Composer and pianist Jonathan Howard Katz is gaining increasing recognition for the unique immediacy and expressive depth of his music, which speaks to audiences and performers alike. Harnessing this intuitive grasp of communication, combined with a rigorous technical command, he is building a diverse, yet highly individual, body of work that continues to grow.
Current projects include a commission from pianists Ursula Oppens and Jerome Lowenthal for a new four-hand work to premiere in the spring of 2018 (with a preview May 2017), a commission from choreographer Sarah Berges for a new string quartet to be performed by the Mivos Quartet with Sarah Berges Dance also in the spring of 2018, and new works with Periapsis Music and Dance premiering in April and June, 2017. The 2015-2016 season saw premiere performances of Europa, a solo piano work commissioned by Winston Choi with a grant from New Music USA, in Chicago, New York, Orléans (France), Tallahassee, and Bloomington (Indiana), plus several new works with Periapsis Music and Dance. Other commissions have come from the Charles and Joan Gross Family Foundation, Concert Artists Guild (for Daria Rabotkina), Yoo and Dancers, and violinist Elissa Cassini. His music has been performed by the Da Capo Chamber Players, Cygnus Ensemble, Ensemble Pi, Alia Musica Pittsburgh, pianist Daria Rabotkina, violinists Ari Streisfeld and Caroline Chin, flutist Linda Wetherill, tenors Chris Lysack and Nils Neubert, soprano Mary Mackenzie, and others. In February 2014, Dr. Katz conducted the premiere of his chamber ballet Laid upon the children on the Music of Now Marathon at Symphony Space, and in January 2015 he presented his work Trace at the Festival of New Music at Florida State University.
One of Dr. Katz’s major artistic interests has been developing collaborations with choreographers and dancers in which the music is equal to the movement in importance and intricacy, and to date he has composed twelve works for dance (with another in progress) in collaboration with eight choreographers. Recent projects include works with choreographers Seán Curran, Manuel Vignoulle, Katarzyna Skarpetowska, and Periapsis Music and Dance’s resident choreographers Erin Dillon and Hannah Weber. He is the artistic director and co-founder of Periapsis Music and Dance, curates the Periapsis Open Series in New York City, and has taught music workshops for dancers and choreographers at the Peridance Capezio Center. He is currently an adjunct teacher at the NYU Tisch Department of Dance.
Dr. Katz holds degrees in piano performance from Indiana University, New England Conservatory, and Northwestern University. It was during his time in the Doctor of Music program at Northwestern that he began to compose seriously for the first time since his teenage years, and recognition came almost immediately.

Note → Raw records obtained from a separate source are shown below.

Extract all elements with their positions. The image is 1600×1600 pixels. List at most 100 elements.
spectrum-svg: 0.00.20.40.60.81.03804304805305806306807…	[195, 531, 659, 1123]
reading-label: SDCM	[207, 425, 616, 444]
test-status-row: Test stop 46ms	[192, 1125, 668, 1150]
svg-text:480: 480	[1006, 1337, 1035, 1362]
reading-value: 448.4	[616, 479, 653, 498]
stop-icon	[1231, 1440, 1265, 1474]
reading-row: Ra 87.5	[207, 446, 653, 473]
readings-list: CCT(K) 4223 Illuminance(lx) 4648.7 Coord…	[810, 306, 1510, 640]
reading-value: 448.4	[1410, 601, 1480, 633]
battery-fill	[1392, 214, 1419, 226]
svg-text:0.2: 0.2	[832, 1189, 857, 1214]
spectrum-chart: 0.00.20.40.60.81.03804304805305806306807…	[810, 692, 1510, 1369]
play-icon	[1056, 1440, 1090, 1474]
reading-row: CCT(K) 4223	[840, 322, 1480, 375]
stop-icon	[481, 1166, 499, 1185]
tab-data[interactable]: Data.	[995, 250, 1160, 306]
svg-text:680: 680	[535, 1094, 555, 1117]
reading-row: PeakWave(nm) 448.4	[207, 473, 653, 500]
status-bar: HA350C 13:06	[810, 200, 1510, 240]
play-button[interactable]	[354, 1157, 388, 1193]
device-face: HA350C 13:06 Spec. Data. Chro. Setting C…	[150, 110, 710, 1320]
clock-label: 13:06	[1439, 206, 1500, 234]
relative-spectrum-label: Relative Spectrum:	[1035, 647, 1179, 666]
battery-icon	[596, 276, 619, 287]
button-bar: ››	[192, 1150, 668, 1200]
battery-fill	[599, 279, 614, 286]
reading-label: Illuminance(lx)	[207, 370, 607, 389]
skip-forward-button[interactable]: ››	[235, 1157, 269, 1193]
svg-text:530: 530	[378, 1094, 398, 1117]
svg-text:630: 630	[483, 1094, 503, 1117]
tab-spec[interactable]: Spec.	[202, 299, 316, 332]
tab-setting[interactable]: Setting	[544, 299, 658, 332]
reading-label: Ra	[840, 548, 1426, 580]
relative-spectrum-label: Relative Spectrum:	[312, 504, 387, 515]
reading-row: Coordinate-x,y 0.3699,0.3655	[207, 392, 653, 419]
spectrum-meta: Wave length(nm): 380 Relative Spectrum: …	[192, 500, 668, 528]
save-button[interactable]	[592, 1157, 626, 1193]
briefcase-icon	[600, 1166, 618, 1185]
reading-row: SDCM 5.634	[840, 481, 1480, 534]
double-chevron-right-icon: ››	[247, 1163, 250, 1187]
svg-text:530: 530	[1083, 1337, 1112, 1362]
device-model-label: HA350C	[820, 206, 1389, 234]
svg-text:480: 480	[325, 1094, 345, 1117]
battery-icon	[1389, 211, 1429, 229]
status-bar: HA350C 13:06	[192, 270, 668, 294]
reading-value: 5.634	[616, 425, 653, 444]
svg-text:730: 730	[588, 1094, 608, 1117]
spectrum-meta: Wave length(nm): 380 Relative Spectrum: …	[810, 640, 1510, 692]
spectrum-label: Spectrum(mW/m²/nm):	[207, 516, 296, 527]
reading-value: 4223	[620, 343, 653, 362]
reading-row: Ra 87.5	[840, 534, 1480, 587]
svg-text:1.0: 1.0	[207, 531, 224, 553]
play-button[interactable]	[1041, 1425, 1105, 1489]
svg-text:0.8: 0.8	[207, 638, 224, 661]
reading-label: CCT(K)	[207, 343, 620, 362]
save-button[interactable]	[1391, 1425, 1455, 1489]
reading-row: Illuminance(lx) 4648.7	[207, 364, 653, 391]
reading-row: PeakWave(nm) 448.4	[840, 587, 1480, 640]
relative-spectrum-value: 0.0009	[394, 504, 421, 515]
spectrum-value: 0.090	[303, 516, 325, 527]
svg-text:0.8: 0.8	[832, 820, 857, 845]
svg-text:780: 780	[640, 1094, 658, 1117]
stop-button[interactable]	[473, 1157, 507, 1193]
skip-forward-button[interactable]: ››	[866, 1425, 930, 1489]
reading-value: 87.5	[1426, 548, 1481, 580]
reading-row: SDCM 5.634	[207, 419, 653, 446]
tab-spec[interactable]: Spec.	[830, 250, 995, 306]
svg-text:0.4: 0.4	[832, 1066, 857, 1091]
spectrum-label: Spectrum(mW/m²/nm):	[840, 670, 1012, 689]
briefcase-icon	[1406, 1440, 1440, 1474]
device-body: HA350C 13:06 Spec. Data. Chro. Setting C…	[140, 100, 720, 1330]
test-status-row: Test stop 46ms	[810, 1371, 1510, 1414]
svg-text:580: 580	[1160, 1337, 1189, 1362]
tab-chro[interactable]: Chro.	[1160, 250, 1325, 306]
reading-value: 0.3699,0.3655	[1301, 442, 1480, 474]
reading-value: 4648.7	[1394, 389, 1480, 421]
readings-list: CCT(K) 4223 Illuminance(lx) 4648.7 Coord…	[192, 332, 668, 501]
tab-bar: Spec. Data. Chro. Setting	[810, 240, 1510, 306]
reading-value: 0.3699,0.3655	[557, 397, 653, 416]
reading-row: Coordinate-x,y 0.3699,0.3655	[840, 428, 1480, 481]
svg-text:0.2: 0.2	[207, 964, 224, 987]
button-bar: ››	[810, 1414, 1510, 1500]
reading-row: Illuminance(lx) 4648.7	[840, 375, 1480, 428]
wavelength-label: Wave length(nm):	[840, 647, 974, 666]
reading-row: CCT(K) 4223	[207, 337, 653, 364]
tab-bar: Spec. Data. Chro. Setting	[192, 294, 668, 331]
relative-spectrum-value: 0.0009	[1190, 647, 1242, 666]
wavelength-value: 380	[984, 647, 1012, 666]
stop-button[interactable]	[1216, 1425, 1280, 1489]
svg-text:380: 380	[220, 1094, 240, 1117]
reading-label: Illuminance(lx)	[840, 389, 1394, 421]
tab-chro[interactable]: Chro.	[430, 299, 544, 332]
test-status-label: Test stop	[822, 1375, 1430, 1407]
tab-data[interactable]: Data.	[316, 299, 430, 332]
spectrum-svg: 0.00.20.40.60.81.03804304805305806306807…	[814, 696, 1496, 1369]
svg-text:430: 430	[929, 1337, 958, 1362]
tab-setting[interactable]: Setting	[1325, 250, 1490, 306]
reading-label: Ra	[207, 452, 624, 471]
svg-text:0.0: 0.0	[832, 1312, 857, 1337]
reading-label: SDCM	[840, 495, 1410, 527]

He advanced in multiple international competitions, winning the $10,000 Robert Helps Prize in 2010 for his song cycle Talking of Michelangelo. In 2011, he became one of the last people to receive the coveted Jacob K. Javits Fellowship from the U.S. Department of Education, which funded his composition studies in New York for four years and was worth over $150,000.
As a pianist, Dr. Katz was presented by the Boston Symphony Orchestra in their “Evenings with Schoenberg” series in 2006 and gave the Bloomington (IN) premiere of the original version of Tchaikovsky’s Piano Concerto No. 2 in 2001. Winner of the 2007 Pittsburgh Concert Society Major Auditions and semifinalist in the 2009 Concert Artists Guild International Competition, he has appeared at the Aspen Music Festival, the Music Academy of the West, in Boston’s Jordan Hall, at PianoForte Chicago, on the Steinway Society of Western Pennsylvania series, and on the Music at St. Luke’s series in East Hampton.
As an educator, Dr. Katz has a decade of experience teaching at the college level and was an adjunct lecturer in music theory at Northwestern for three years. He was an instructor of secondary piano while at NEC and in addition has taught aural skills and keyboard harmony. He has presented master classes in piano and composition and done extensive private teaching and tutoring.
As a scholar, Dr. Katz’s work with new piano music promises to be a major contribution to contemporary research. His doctoral dissertation, The Piano Repertoire Project: An Annotated Reference to Solo Piano Music by Composers Born since 1970, documents 314 works by 172 composers and sheds scholarly light on an important and rapidly evolving body of work.
Dr. Katz studied composition primarily with Jason Eckardt and Tania León at the CUNY Graduate Center. His principal piano teachers were Ursula Oppens, Gabriel Chodos, and Edward Auer.